In compositions with three bands and two camera displacements, there are 14 possible combinations of displacements on the horizontal and vertical axes. According to PSNR, 1-pixel or 3-pixel displacements on both axes result in a less noisy reconstruction. SSIM shows that the structural reconstruction is almost equivalent in most cases. Moving along the same axis results in higher spectral similarity and fewer reconstruction errors, as indicated by SAM and RMSE. Visual results show increased sharpness for displacements on the same axis, but decreased sharpness for displacements of 1 pixel on both axes and 3 pixels on both axes. In conclusion, displacements on the same axis provide an optimal compromise between the structural and spectral quality of the reconstruction. At the same time, other configurations offer specific advantages and disadvantages in terms of noise reduction and visual sharpness.

The visual results obtained are very close to the reference image for four-band compositions with three camera displacements, with 10 possible combinations. This suggests a satisfactory ability to reconstruct images with a high level of visual fidelity, although the metrics show less good results than in the case of the three-band composition. However, the implementation of this type of shift is not directly feasible in a real-time acquisition system due to the increased complexity of the camera shift. Therefore, the use of this type of composition is not necessary in real-time acquisition systems. Nevertheless, the displacements of this type of composition on the same axis show excellent visual results. This observation suggests that a limited camera displacement for this type of composition may be sufficient to significantly improve the quality of reconstructed images without requiring the excessive complexity of a bi-axial composition. In conclusion, four-band compositions can produce satisfactory visual results, but their practical implementation in a real-time acquisition system is limited due to their displacement complexity. However, simpler strategies, such as moving along the same axis, can provide significant improvements while reducing the difficulty of operational feasibility.

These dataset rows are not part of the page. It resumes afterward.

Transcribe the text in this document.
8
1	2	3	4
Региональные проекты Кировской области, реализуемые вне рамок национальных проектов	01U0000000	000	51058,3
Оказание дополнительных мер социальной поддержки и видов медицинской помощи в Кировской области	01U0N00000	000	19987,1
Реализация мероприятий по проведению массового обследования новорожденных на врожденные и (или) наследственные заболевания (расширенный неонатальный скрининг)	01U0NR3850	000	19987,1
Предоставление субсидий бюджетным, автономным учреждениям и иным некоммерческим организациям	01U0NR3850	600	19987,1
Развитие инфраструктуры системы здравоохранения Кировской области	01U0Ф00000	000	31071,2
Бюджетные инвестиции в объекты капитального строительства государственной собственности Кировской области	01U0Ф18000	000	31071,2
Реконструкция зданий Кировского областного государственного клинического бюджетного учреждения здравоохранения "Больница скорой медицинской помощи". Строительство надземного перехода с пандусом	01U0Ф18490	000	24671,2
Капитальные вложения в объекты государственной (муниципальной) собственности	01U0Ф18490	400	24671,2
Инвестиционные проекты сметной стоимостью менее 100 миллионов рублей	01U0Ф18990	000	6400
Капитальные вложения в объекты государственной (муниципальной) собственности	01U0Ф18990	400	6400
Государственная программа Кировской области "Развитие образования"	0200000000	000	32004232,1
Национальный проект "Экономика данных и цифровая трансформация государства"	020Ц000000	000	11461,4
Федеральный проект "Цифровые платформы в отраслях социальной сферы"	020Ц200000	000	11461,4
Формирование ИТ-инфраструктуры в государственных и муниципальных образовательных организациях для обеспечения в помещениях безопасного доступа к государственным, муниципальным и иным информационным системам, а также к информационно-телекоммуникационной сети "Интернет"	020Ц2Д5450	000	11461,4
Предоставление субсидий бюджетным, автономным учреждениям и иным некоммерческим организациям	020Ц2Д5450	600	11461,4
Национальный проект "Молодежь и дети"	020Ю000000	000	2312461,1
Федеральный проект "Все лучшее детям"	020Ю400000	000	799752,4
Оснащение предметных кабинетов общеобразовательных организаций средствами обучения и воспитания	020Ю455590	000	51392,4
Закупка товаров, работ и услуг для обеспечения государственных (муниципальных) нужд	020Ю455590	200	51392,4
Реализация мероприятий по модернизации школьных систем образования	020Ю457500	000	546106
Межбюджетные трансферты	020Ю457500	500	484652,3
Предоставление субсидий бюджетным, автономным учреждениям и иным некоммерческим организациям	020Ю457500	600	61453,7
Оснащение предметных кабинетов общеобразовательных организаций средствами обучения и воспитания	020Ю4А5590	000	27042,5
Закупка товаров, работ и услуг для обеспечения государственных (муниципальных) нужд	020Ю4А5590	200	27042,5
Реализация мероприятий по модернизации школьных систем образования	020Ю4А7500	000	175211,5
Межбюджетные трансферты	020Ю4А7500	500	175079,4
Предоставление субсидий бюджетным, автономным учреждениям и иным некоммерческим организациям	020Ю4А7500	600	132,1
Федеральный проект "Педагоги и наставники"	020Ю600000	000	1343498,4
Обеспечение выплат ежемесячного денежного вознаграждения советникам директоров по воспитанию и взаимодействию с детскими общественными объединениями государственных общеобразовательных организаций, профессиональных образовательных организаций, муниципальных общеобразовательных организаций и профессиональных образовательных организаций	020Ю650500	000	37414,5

In practice, the implementation of our method is possible, in particular, by using a tri-CCD system to capture and restore a motion scene of objects [33]. This acquisition system has a beam splitter to split the light into two other axes. The prism redirects light to three sensors that capture a mosaic of the same scene with different observations, providing three mosaics of the same scene with different spatial information distributions. For static objects, a micron-precision camera translation system would be required to capture and restore the fully defined image. Figure 14 illustrates the operation of a tri-CCD system where each sensor is equipped with an MSFA.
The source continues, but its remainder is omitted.